2021-02-17 12:13:07

by Lingutla Chandrasekhar

[permalink] [raw]
Subject: [PATCH] sched/fair: Ignore percpu threads for imbalance pulls

In load balancing, when balancing group is unable to pull task
due to ->cpus_ptr constraints from busy group, then it sets
LBF_SOME_PINNED to lb env flags, as a consequence, sgc->imbalance
is set for its parent domain level. which makes the group
classified as imbalance to get help from another balancing cpu.

Consider a 4-CPU big.LITTLE system with CPUs 0-1 as LITTLEs and
CPUs 2-3 as Bigs with below scenario:
- CPU0 doing newly_idle balancing
- CPU1 running percpu kworker and RT task (small tasks)
- CPU2 running 2 big tasks
- CPU3 running 1 medium task

While CPU0 is doing newly_idle load balance at MC level, it fails to
pull percpu kworker from CPU1 and sets LBF_SOME_PINNED to lb env flag
and set sgc->imbalance at DIE level domain. As LBF_ALL_PINNED not cleared,
it tries to redo the balancing by clearing CPU1 in env cpus, but it don't
find other busiest_group, so CPU0 stops balacing at MC level without
clearing 'sgc->imbalance' and restart the load balacing at DIE level.

And CPU0 (balancing cpu) finds LITTLE's group as busiest_group with group
type as imbalance, and Bigs that classified the level below imbalance type
would be ignored to pick as busiest, and the balancing would be aborted
without pulling any tasks (by the time, CPU1 might not have running tasks).

It is suboptimal decision to classify the group as imbalance due to
percpu threads. So don't use LBF_SOME_PINNED for per cpu threads.

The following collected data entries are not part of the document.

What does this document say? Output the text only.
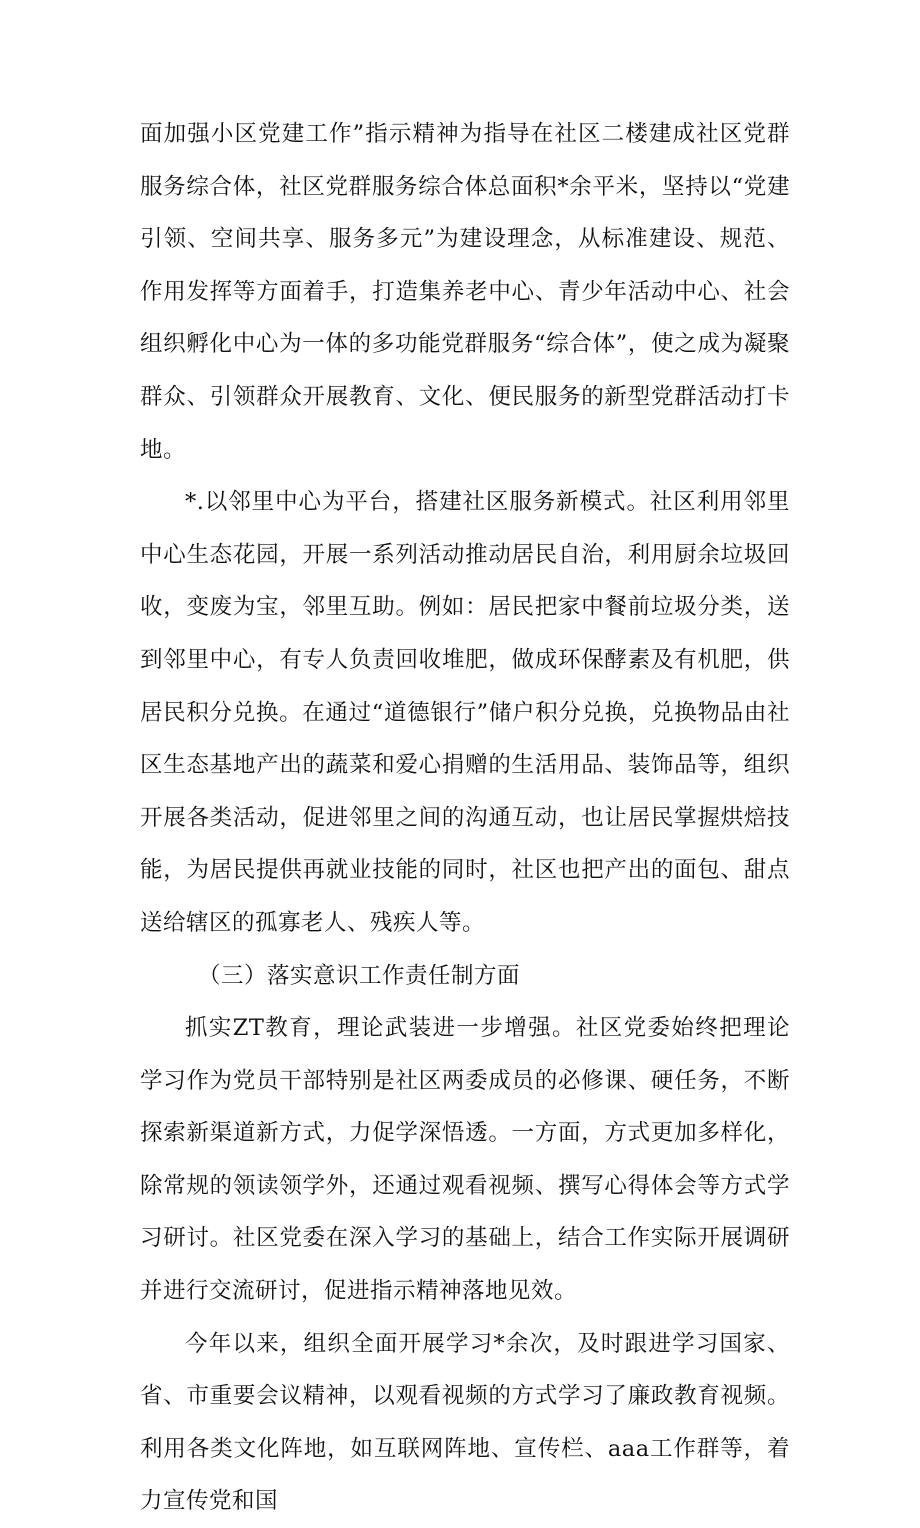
面加强小区党建工作”指示精神为指导在社区二楼建成社区党群服务综合体，社区党群服务综合体总面积*余平米，坚持以“党建引领、空间共享、服务多元”为建设理念，从标准建设、规范、作用发挥等方面着手，打造集养老中心、青少年活动中心、社会组织孵化中心为一体的多功能党群服务“综合体”，使之成为凝聚群众、引领群众开展教育、文化、便民服务的新型党群活动打卡地。

*.以邻里中心为平台，搭建社区服务新模式。社区利用邻里中心生态花园，开展一系列活动推动居民自治，利用厨余垃圾回收，变废为宝，邻里互助。例如：居民把家中餐前垃圾分类，送到邻里中心，有专人负责回收堆肥，做成环保酵素及有机肥，供居民积分兑换。在通过“道德银行”储户积分兑换，兑换物品由社区生态基地产出的蔬菜和爱心捐赠的生活用品、装饰品等，组织开展各类活动，促进邻里之间的沟通互动，也让居民掌握烘焙技能，为居民提供再就业技能的同时，社区也把产出的面包、甜点送给辖区的孤寡老人、残疾人等。

（三）落实意识工作责任制方面

抓实ZT教育，理论武装进一步增强。社区党委始终把理论学习作为党员干部特别是社区两委成员的必修课、硬任务，不断探索新渠道新方式，力促学深悟透。一方面，方式更加多样化，除常规的领读领学外，还通过观看视频、撰写心得体会等方式学习研讨。社区党委在深入学习的基础上，结合工作实际开展调研并进行交流研讨，促进指示精神落地见效。

今年以来，组织全面开展学习*余次，及时跟进学习国家、省、市重要会议精神，以观看视频的方式学习了廉政教育视频。利用各类文化阵地，如互联网阵地、宣传栏、aaa工作群等，着力宣传党和国
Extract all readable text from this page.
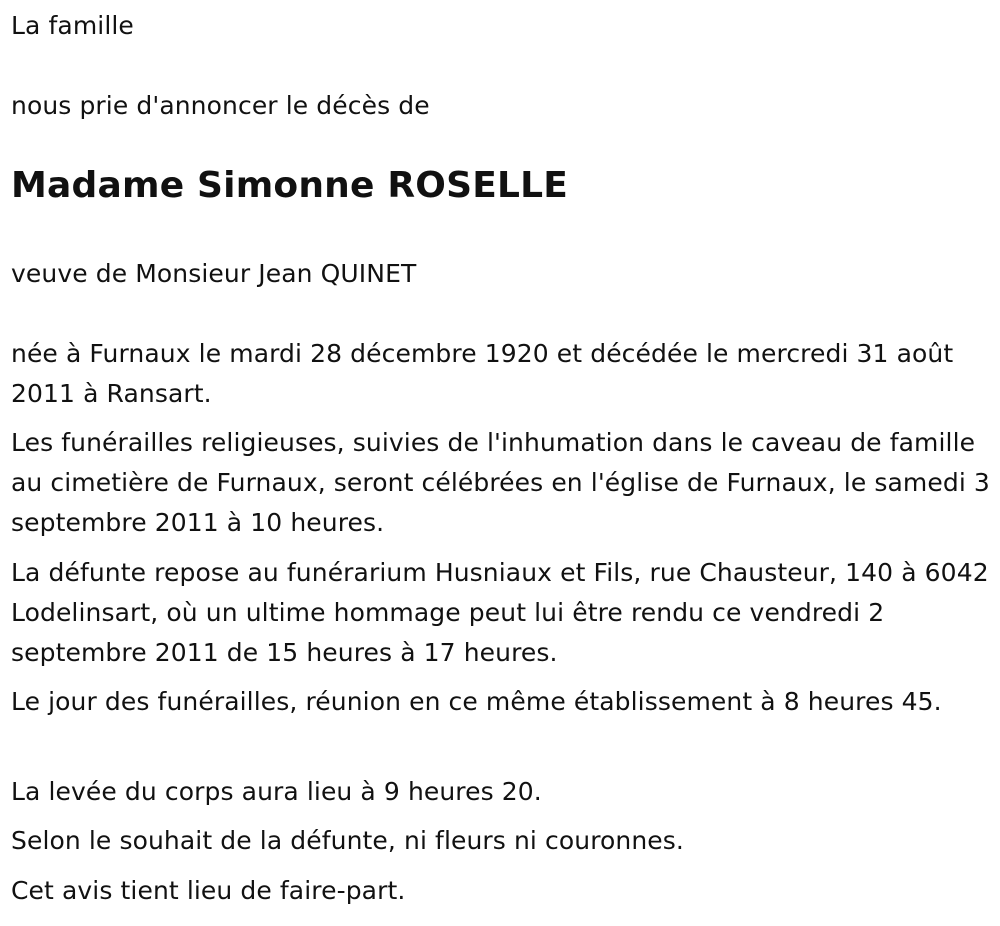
La famille
nous prie d'annoncer le décès de
Madame Simonne ROSELLE
veuve de Monsieur Jean QUINET
née à Furnaux le mardi 28 décembre 1920 et décédée le mercredi 31 août 2011 à Ransart.
Les funérailles religieuses, suivies de l'inhumation dans le caveau de famille au cimetière de Furnaux, seront célébrées en l'église de Furnaux, le samedi 3 septembre 2011 à 10 heures.
La défunte repose au funérarium Husniaux et Fils, rue Chausteur, 140 à 6042 Lodelinsart, où un ultime hommage peut lui être rendu ce vendredi 2 septembre 2011 de 15 heures à 17 heures.
Le jour des funérailles, réunion en ce même établissement à 8 heures 45.
La levée du corps aura lieu à 9 heures 20.
Selon le souhait de la défunte, ni fleurs ni couronnes.
Cet avis tient lieu de faire-part.
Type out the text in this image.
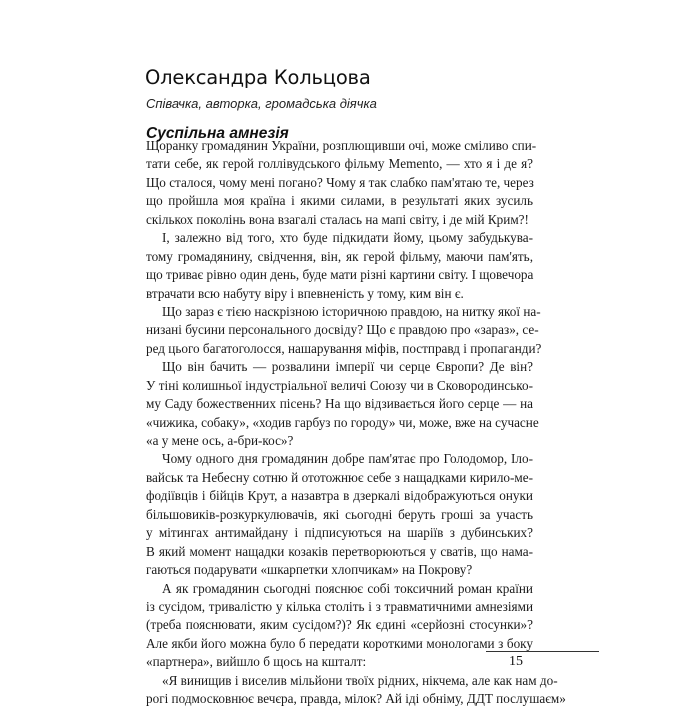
Олександра Кольцова

Співачка, авторка, громадська діячка

Суспільна амнезія
Щоранку громадянин України, розплющивши очі, може сміливо спи-
тати себе, як герой голлівудського фільму Memento, — хто я і де я?
Що сталося, чому мені погано? Чому я так слабко пам'ятаю те, через
що пройшла моя країна і якими силами, в результаті яких зусиль
скількох поколінь вона взагалі сталась на мапі світу, і де мій Крим?!
І, залежно від того, хто буде підкидати йому, цьому забудькува-
тому громадянину, свідчення, він, як герой фільму, маючи пам'ять,
що триває рівно один день, буде мати різні картини світу. І щовечора
втрачати всю набуту віру і впевненість у тому, ким він є.
Що зараз є тією наскрізною історичною правдою, на нитку якої на-
низані бусини персонального досвіду? Що є правдою про «зараз», се-
ред цього багатоголосся, нашарування міфів, постправд і пропаганди?
Що він бачить — розвалини імперії чи серце Європи? Де він?
У тіні колишньої індустріальної величі Союзу чи в Сковородинсько-
му Саду божественних пісень? На що відзивається його серце — на
«чижика, собаку», «ходив гарбуз по городу» чи, може, вже на сучасне
«а у мене ось, а-бри-кос»?
Чому одного дня громадянин добре пам'ятає про Голодомор, Іло-
вайськ та Небесну сотню й ототожнює себе з нащадками кирило-ме-
фодіївців і бійців Крут, а назавтра в дзеркалі відображуються онуки
більшовиків-розкуркулювачів, які сьогодні беруть гроші за участь
у мітингах антимайдану і підписуються на шаріїв з дубинських?
В який момент нащадки козаків перетворюються у сватів, що нама-
гаються подарувати «шкарпетки хлопчикам» на Покрову?
А як громадянин сьогодні пояснює собі токсичний роман країни
із сусідом, тривалістю у кілька століть і з травматичними амнезіями
(треба пояснювати, яким сусідом?)? Як єдині «серйозні стосунки»?
Але якби його можна було б передати короткими монологами з боку
«партнера», вийшло б щось на кшталт:
«Я винищив і виселив мільйони твоїх рідних, нікчема, але как нам до-
рогі подмосковнює вечєра, правда, мілок? Ай іді обніму, ДДТ послушаєм»
15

Signed-off-by: Lingutla Chandrasekhar <[email protected]>

diff --git a/kernel/sched/fair.c b/kernel/sched/fair.c
index 04a3ce20da67..44a05ad8c96b 100644
--- a/kernel/sched/fair.c
+++ b/kernel/sched/fair.c
@@ -7560,7 +7560,9 @@ int can_migrate_task(struct task_struct *p, struct lb_env *env)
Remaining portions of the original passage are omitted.